Pleural effusion

Pleural effusion is a term used in medicine and referred to an abnormal accumulation of fluid in the pleural cavity, the narrow gap between the Pleurablättern. This liquid is thus located in the chest between the lungs and the ribs, more strictly between the pulmonary pleura ( visceral pleura ) and the breast, or pleura ( parietal pleura ). Here it is, simply put, to " fluid around the lung "; the colloquial term " water in the lungs " refers mostly to the clinical picture of pulmonary edema associated with heart failure.

Even in healthy people, the pleural cavities are filled with about 5 ml of a protein-rich fluid, which gives the lungs as a sliding layer freedom of movement when inhaling and exhaling.

Classification and Causes

Pleural effusions are divided into low-protein transudates and exudates rich in protein, continue to the effusion can bloody, purulent or milchigtrüb be. It can either be free around the lung " leak " or " chambered " by adhesions. In young patients, the cause is often TBC.
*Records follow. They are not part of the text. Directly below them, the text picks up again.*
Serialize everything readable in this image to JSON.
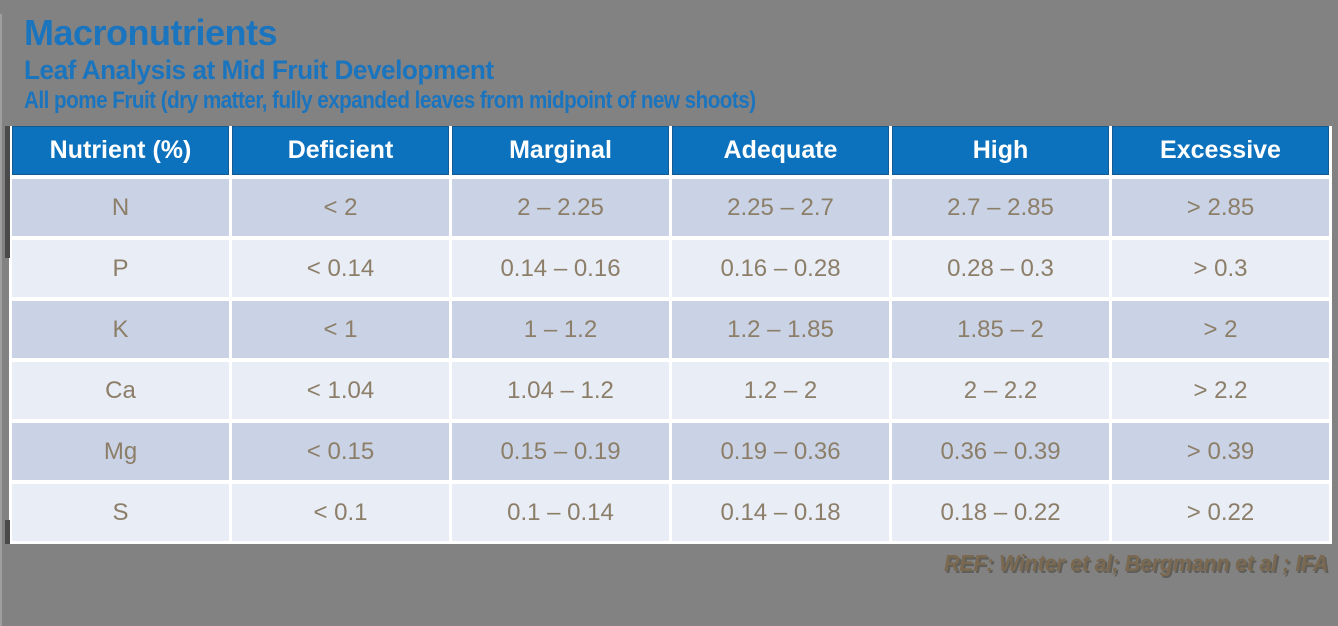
{
  "header": {
    "title": "Macronutrients",
    "subtitle": "Leaf Analysis at Mid Fruit Development",
    "description": "All pome Fruit (dry matter, fully expanded leaves from midpoint of new shoots)"
  },
  "table": {
    "columns": [
      "Nutrient (%)",
      "Deficient",
      "Marginal",
      "Adequate",
      "High",
      "Excessive"
    ],
    "rows": [
      {
        "nutrient": "N",
        "values": [
          "< 2",
          "2 – 2.25",
          "2.25 – 2.7",
          "2.7 – 2.85",
          "> 2.85"
        ]
      },
      {
        "nutrient": "P",
        "values": [
          "< 0.14",
          "0.14 – 0.16",
          "0.16 – 0.28",
          "0.28 – 0.3",
          "> 0.3"
        ]
      },
      {
        "nutrient": "K",
        "values": [
          "< 1",
          "1 – 1.2",
          "1.2 – 1.85",
          "1.85 – 2",
          "> 2"
        ]
      },
      {
        "nutrient": "Ca",
        "values": [
          "< 1.04",
          "1.04 – 1.2",
          "1.2 – 2",
          "2 – 2.2",
          "> 2.2"
        ]
      },
      {
        "nutrient": "Mg",
        "values": [
          "< 0.15",
          "0.15 – 0.19",
          "0.19 – 0.36",
          "0.36 – 0.39",
          "> 0.39"
        ]
      },
      {
        "nutrient": "S",
        "values": [
          "< 0.1",
          "0.1 – 0.14",
          "0.14 – 0.18",
          "0.18 – 0.22",
          "> 0.22"
        ]
      }
    ]
  },
  "footer": {
    "reference": "REF: Winter et al; Bergmann et al ; IFA"
  },
  "colors": {
    "slide_bg": "#828282",
    "title_blue": "#1B74BE",
    "header_bg": "#0D72BD",
    "row_dark": "#CAD3E5",
    "row_light": "#E9EDF6",
    "cell_text": "#8C7E68",
    "footer_text": "#7A6950"
  }
}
Possible causes of pleural effusion are:

  • Oncotically hydrostatic, due to the pressure and thus the liquid filtration, for example: in the context of heart failure ( one of the most common causes of pleural effusion )
  • Constrictive pericarditis
  • Hypoalbuminemia
  • Hydronephrosis
  • Tuberculosis
  • Viruses and mycoplasma
  • Fungi and parasites
  • Parapneumonisch (bacterial pneumococcal pneumonia in the context )
  • As nonspecific empyema ( pus )
  • Mesothelioma, a malignant ( carcinomatosis ) tumor cell colonization of the pleura
  • Collaterals in cirrhosis
  • After rib fracture
  • Postoperative
  • By lymph ( chylothorax )

In severe hemorrhage is a hemothorax.

Symptoms

Minor bruising to about 500 ml are often not noticed. For larger effusion occurs as a symptom of breathlessness, the first already occurs during physical exertion, with increasing effusion alone. Cough is common in larger effusions, respiratory -related chest pain can occur in a simultaneous inflammation of the pleural surfaces. However, they are in large effusions rather the exception.

Diagnostics

One can assume an effusion in a damping of the knocking sound and a weakening of the respiratory sound, and the vocal fremitus over a section of the lung. Evidence, it can be the fastest and most accurate by an ultrasound.
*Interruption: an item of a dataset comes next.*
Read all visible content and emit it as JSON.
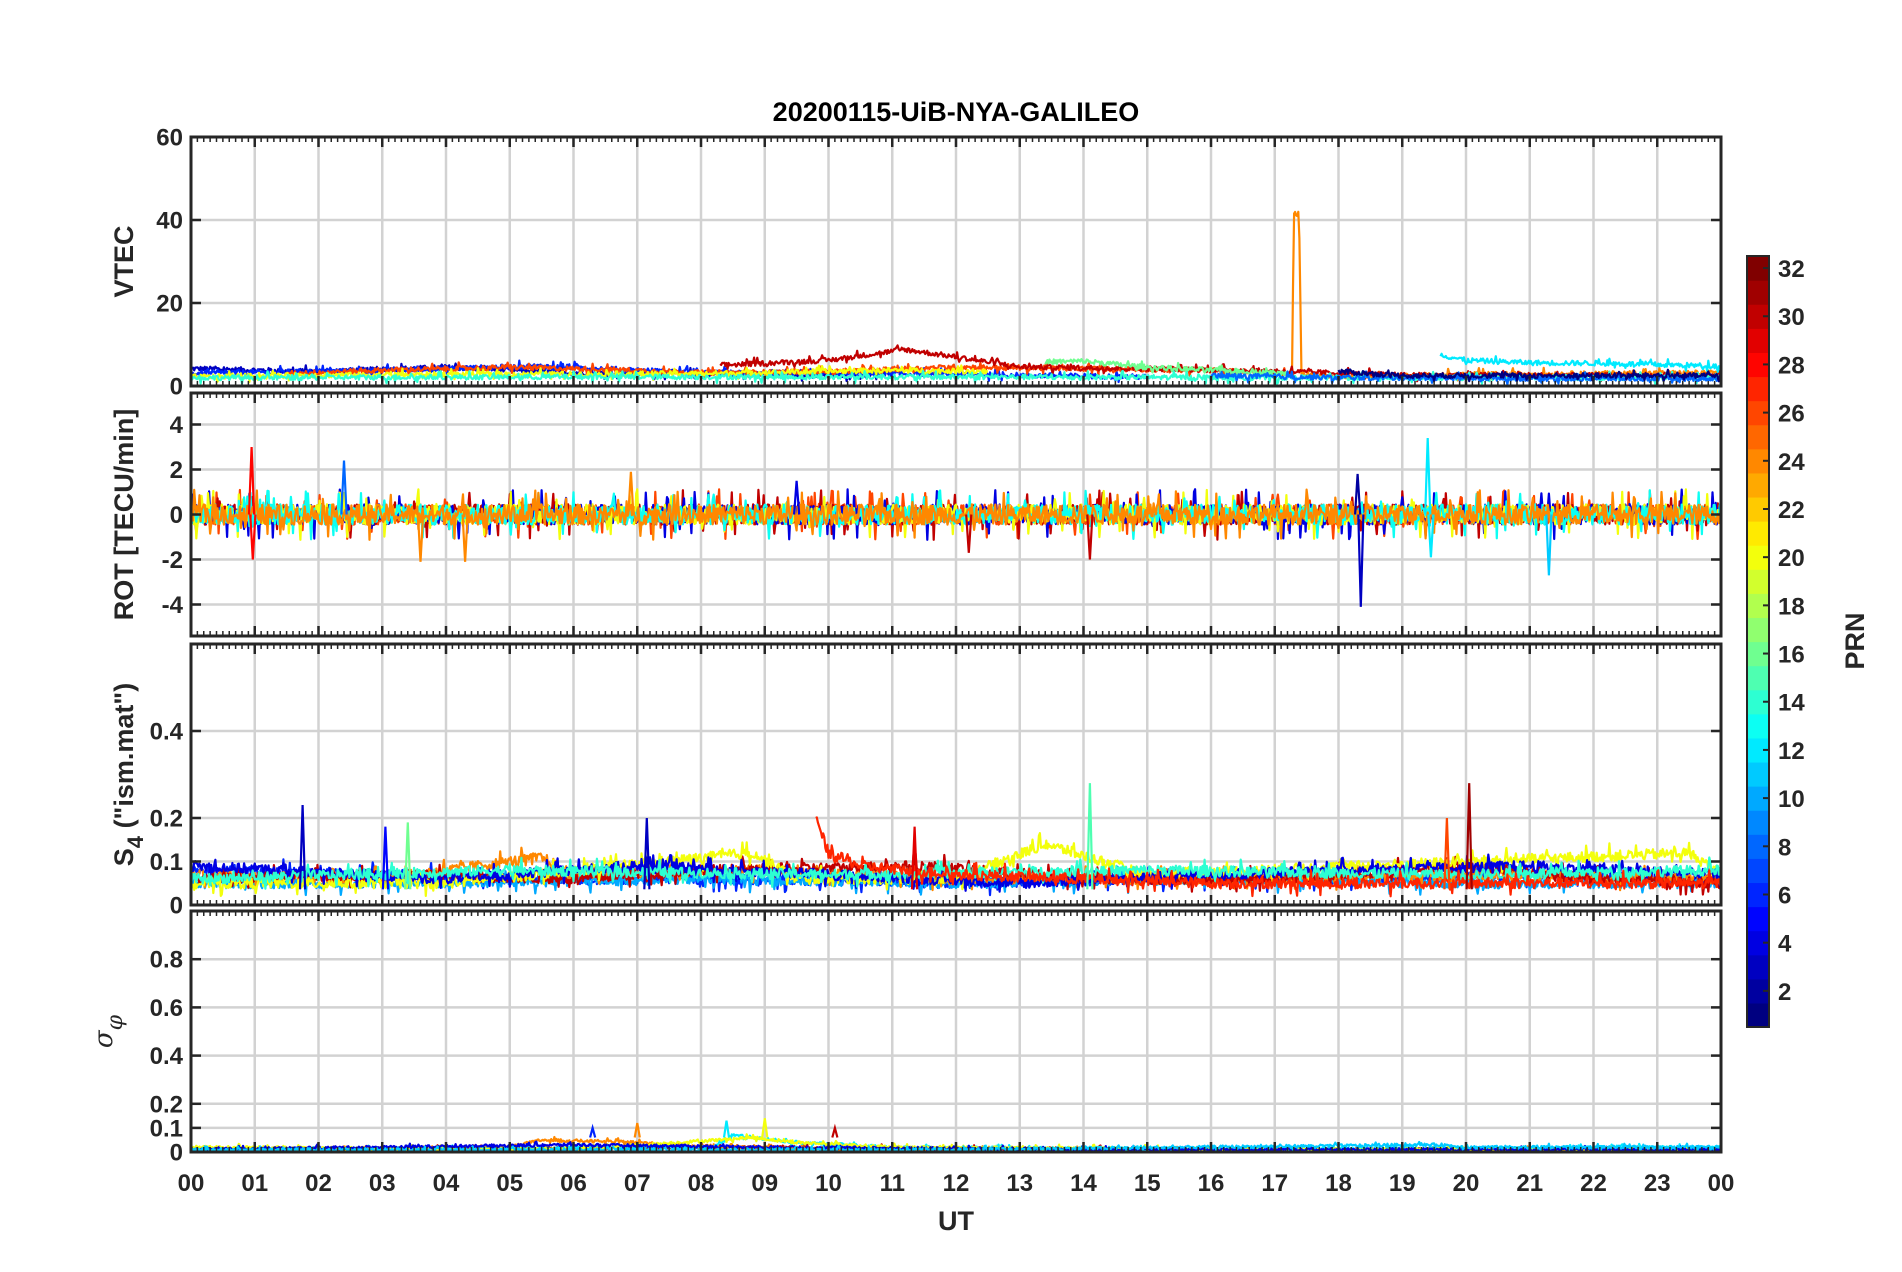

On the chest X-ray pleural effusions are usually recognizable from a volume of 250-300 ml. It is typical for a custom built standing up recording a laterally ( outside) increasing shading ( Damoiseau -Ellis - line).

To clarify the cause of an effusion, it must often be dotted with effusion laboratory tests, are examined bacteriologically and cytologically.

For example, pleural effusions can transudates occur by heart failure, cirrhosis or active pleural exudates in (eg pleural mesothelioma ). The differentiation between a transudate and exudate the Light criteria help. In completing one or more of the following criteria is called an exudate:

Therapy

A small pleural effusion is often only a symptom and not itself require therapy. For larger pleural effusions ( > 1 liter) is often performed a therapeutic relief by means of thoracentesis. If it is a stronger effusion, a chest tube is usually performed. Can not all the liquid through this chest tube escape (this is by radiological examinations to check ), surgery may be necessary as part of the effusion can encapsulate. This is done minimally invasive and leaves no scars today. With constantly trailing effusions may need a chemical or surgical pleurodesis. The goal of both procedures is a scarring of the pleura, so that no renewed effusion may accumulate between them. In chemical pleurodesis a pro-inflammatory fluid (eg Tetracycline / doxycycline) is temporarily introduced into the pleural space via a chest tube. Wanted consequence of the inflammatory response is the scarring of the pleural membranes. In the surgical pleurodesis the inflammatory stimulus is a minimally invasive set mechanically, eg by roughening of the pleural under thoracoscopic control ( " keyhole surgery "). Both methods require a chest tube, which must remain lying until no or only runs a minimal effusion. A longer hospital stay must therefore be taken into account, with every fourth patient, the scarring of the pleura does not work ( 1). An alternative can be the application of a drainage tube, which can be left for a long period in the chest. A thin drainage tube with valve mechanism ( indwelling catheter ) can be placed on an outpatient basis under local anesthesia in the pleura. Every day, the patient himself or the Nursing connect the hose to a vacuum bottle and to drain to one liter effusion. This allows the patient to receive home their mobility, and in the majority of patients experience after a month in the spontaneous adhesion of the pleural membranes (2, 3), and the silicone tube can be removed.